Application would like to hint a preferred node for allocating memory
backing a va range and at the same time wants to avoid fallback to some set
of nodes (in the use case I am interested don't fall back to slow memory
nodes).
We do have means for that, right? You can set your memory policy and
then set the cpu afffinity to the node you want to allocate from
initially. You can migrate to a different cpu/node if this is not the
preferred affinity. Why is that not usable?
For the same reason you mentioned earlier, these nodes can be cpu less
nodes.
It would have been easier if you were explicit about the usecase rather
than let other guess.
Also think about extensibility. Say I want to allocate from a set of
nodes first before falling back to the rest of the nodemask? If you want
to add a new API then think of other potential usecases.
Describing the specific allocation details become hard with preferred node
being a nodemask. With the below interface
SYSCALL_DEFINE5(preferred_mbind, unsigned long, start, unsigned long, len,
const unsigned long __user *, preferred_nmask, const unsigned long __user
*, fallback_nmask,
unsigned long, maxnode)
{
1. The preferred node is the first node in the preferred node mask
2. Then we try to allocate from nodes present in the preferred node mask
which is closer to the first node in the preferred node mask
3. If the above fails, we try to allocate from nodes in the fallback node
mask which is closer to the first node in the preferred nodemask.

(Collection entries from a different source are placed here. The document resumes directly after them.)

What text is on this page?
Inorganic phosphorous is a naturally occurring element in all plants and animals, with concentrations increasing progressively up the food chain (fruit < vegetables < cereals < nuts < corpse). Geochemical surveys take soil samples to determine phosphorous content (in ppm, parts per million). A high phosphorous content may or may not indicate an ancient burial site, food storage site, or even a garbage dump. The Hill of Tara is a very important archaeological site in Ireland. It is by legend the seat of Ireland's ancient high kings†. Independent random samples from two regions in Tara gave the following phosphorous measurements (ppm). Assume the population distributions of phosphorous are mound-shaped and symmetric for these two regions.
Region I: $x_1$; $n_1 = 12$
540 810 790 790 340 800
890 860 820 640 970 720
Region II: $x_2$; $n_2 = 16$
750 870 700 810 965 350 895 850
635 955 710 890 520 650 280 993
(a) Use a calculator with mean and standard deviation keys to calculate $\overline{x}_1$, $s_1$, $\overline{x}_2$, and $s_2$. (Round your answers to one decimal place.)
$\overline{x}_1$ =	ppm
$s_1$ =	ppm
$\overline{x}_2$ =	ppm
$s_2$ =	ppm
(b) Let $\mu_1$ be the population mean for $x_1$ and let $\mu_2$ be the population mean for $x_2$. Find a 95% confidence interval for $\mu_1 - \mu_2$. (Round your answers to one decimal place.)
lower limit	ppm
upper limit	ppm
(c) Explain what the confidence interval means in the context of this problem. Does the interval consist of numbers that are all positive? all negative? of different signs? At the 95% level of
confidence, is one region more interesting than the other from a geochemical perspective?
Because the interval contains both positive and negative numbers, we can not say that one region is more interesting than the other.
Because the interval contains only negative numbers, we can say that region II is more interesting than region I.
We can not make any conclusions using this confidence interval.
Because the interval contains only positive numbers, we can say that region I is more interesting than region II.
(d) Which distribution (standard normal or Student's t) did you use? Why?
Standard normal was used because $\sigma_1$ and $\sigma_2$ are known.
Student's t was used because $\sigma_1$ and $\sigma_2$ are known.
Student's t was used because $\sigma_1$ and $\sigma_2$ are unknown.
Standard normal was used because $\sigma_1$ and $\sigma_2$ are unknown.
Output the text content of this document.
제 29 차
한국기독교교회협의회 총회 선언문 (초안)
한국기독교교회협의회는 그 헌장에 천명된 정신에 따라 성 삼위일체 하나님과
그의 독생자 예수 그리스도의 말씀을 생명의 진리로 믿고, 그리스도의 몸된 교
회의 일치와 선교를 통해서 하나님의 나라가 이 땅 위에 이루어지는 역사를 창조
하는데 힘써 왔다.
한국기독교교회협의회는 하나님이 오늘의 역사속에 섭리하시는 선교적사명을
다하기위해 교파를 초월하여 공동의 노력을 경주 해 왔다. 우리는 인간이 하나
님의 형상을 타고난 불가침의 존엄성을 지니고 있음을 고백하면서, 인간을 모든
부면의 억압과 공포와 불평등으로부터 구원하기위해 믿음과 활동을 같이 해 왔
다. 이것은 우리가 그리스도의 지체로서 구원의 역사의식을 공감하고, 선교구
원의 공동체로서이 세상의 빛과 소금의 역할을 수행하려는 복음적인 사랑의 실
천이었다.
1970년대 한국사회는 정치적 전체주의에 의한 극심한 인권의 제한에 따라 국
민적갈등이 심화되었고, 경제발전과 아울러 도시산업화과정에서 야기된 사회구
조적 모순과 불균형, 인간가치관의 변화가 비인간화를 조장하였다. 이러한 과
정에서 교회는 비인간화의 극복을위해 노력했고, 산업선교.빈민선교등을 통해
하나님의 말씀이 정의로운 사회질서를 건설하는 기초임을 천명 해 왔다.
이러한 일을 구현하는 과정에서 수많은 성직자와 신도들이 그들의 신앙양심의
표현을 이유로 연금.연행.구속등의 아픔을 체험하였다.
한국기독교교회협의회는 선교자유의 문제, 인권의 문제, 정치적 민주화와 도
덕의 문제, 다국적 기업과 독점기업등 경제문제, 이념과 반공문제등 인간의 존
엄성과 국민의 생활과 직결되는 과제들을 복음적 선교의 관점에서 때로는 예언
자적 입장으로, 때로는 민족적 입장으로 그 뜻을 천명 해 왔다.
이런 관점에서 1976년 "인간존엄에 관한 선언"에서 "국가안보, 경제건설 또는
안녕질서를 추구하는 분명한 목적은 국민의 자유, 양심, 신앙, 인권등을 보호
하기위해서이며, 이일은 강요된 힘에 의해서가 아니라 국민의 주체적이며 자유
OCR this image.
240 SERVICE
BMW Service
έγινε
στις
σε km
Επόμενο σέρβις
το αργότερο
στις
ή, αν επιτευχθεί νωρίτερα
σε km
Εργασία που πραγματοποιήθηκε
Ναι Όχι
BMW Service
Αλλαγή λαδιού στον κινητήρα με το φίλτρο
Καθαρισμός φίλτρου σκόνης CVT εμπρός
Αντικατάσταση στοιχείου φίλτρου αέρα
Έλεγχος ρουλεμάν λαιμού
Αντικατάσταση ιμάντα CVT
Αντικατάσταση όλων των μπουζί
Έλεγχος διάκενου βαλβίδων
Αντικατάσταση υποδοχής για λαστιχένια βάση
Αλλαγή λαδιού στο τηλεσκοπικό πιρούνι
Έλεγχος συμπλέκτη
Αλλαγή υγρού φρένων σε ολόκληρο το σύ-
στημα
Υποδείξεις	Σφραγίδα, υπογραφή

Isn't that too complicated? Do we have a real usecase for that?
No, I think this is a suboptimal interface. AFAIU you really want to
define a "home" node(s) rather than any policy. Home node would
effectively override the default local node whatever policy you have as
it makes sense whether you have MPOL_PREFERRED_MANY or MPOL_BIND.
yes. I did describe it as below in an earlier email
"We could do
set_mempolicy(MPOLD_PREFERRED, nodemask(nodeX)))
set_mempolicy(MPOLD_PREFFERED_EXTEND, nodemask(fallback nodemask for
above PREFERRED policy)) "
But I agree that restricting this to virtual address range is much
better. Now I am wondering whether a nodemask is any better than a
nodeid. The concept of home nodes is confusing when compared to home node.
What would be the meaning of multiple nodes in a home nodes concept?
Should we do
SYSCALL_DEFINE4(home_node_mbind, unsigned long, start, unsigned long, len,
unsigned long, home_node, unsigned long, flags)
the flags is kept for future extension if any.
I guess this home node will only apply w.r.t MPOL_BIND and
MPOL_PREFFERED_MANY policy for now?
Another potential interface would be set_nodeorder which would
explicitly set the allocation fallback ordering. Again agnostic of the
underlying memory policy. This would be more generic but the question is
whether this is not too generic and whether there are usecases for that.
I would suggest we wait for applications really wanting a fallback order
other than distance based one before adding this. Distance based
fallback order from a preferred node is well understood from application
point of view.
-aneesh